The growth of such neighborhoods has contributed to other problems. Due to crumbling or nonexistent infrastructure, sewage all over the city goes mainly to one place: the once-pristine Guaire River, which runs along most of Chavez’s funeral route.
In 2005, Chavez had famously promised that Venezuelans would one day be able to swim in its waters. Trying to do that Friday, as soldiers and red-shirted Chavistas cheered on the hearse, would have been nothing less than life-threatening.
Retired truck driver Miguel Mosquera said he remembered the idyllic scene there decades ago, when the river was a perfect place to spend a sunny day.
He lives in the neighborhood of San Antonio, close to the river and within sight of the funeral route.
“The city grew too much,” the 67-year-old said. “In the ’30s and in the ’40s, people bathed in this river. … Here, when it rains, it’s chaos, you see that the river sometimes spills over when it rains.”
Jose Leal, who had stopped by a bakery near the route, said he had given up on any change under the current government, led by Chavez’s hand-picked successor Nicolas Maduro.
“It isn’t easy, brother,” Leal said as Chavez supporters headed to the river to watch the cortege pass. “It’s worrying.
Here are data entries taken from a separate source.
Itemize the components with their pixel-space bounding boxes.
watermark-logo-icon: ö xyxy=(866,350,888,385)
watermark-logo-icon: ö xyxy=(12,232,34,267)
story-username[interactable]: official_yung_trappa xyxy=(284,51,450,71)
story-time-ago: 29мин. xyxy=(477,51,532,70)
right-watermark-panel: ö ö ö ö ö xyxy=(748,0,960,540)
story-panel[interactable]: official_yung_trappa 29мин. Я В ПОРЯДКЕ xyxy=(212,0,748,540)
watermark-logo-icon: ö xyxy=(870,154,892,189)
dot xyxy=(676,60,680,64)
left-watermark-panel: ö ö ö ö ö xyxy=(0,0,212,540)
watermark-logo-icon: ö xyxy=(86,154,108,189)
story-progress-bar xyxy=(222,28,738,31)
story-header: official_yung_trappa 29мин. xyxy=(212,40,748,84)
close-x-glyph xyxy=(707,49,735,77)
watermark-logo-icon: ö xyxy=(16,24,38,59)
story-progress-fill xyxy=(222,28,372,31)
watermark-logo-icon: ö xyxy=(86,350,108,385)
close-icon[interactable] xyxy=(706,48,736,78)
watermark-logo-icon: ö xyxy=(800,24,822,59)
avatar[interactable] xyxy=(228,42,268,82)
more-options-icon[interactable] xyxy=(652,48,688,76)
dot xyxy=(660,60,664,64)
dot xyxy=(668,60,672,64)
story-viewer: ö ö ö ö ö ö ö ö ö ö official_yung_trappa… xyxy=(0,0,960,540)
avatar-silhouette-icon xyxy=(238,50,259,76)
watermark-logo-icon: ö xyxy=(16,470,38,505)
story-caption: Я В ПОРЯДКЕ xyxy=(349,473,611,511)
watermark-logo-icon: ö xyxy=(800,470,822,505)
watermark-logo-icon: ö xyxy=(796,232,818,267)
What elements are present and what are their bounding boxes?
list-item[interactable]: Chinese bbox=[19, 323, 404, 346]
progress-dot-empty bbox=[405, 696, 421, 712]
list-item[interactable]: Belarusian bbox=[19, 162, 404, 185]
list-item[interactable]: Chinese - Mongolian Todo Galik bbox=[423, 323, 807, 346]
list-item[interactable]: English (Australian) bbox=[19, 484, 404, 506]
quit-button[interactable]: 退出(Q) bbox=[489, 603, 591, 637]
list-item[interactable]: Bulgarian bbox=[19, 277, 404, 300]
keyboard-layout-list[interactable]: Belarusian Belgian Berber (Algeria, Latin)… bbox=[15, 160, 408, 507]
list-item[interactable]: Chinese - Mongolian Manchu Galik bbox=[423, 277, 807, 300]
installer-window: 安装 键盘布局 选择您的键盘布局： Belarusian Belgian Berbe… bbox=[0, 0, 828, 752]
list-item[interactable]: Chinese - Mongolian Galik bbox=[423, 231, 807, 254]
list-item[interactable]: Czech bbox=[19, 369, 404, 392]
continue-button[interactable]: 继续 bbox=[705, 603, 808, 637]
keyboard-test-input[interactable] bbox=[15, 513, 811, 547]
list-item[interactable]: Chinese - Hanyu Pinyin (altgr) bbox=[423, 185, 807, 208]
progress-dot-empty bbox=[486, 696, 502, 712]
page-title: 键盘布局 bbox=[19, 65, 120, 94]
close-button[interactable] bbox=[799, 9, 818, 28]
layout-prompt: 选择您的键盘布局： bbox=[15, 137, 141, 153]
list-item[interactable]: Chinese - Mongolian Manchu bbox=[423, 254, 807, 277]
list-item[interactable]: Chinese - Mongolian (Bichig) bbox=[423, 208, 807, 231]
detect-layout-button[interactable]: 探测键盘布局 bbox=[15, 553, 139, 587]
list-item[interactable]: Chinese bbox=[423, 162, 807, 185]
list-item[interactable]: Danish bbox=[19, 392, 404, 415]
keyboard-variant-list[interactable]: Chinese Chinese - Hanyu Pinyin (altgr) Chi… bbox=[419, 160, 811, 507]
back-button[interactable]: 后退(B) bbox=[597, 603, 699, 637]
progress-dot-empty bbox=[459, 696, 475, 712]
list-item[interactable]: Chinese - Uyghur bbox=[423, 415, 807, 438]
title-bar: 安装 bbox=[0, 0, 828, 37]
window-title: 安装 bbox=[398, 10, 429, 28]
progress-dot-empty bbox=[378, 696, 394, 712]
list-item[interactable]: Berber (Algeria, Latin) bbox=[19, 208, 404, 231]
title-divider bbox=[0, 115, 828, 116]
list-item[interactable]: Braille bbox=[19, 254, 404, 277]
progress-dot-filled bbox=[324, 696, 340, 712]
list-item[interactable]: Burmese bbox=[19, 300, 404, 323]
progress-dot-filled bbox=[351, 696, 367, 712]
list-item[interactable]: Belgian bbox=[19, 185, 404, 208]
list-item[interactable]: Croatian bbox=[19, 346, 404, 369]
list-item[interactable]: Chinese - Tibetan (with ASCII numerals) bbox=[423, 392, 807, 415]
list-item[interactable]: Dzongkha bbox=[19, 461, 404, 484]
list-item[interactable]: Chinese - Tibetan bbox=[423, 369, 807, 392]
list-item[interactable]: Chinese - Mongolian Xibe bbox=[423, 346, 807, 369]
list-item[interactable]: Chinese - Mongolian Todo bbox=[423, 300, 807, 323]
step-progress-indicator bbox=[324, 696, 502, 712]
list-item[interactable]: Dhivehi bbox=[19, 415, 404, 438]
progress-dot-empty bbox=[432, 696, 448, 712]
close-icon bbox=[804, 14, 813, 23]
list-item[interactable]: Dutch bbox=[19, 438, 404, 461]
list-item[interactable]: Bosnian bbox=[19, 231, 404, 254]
It creates stress, stress in the family, stress at work.”
The hearse ended its journey winding through the Chavez stronghold of the “23 de enero” slum and stopping in front of the military museum overlooking Caracas.
Chavez’s coffin will remain at the museum, while authorities decide its final resting place. Maduro had said last week that Chavez’s body would be perpetually displayed, but Information Minister Ernesto Villegas announced Friday night that the government had discarded that option.
With the nation watching, Maduro pledged that “we will construct socialism” as Chavez had attempted to do and that “we take on your cause.”
In a bakery at the route’s midpoint, Yaneth Solano said she wasn’t so sure about such grand promises anymore.
“Nothing will change Venezuela now, only God.”
Associated Press writers Christopher Toothaker, Jorge Rueda and Fabiola Sanchez contributed to this report.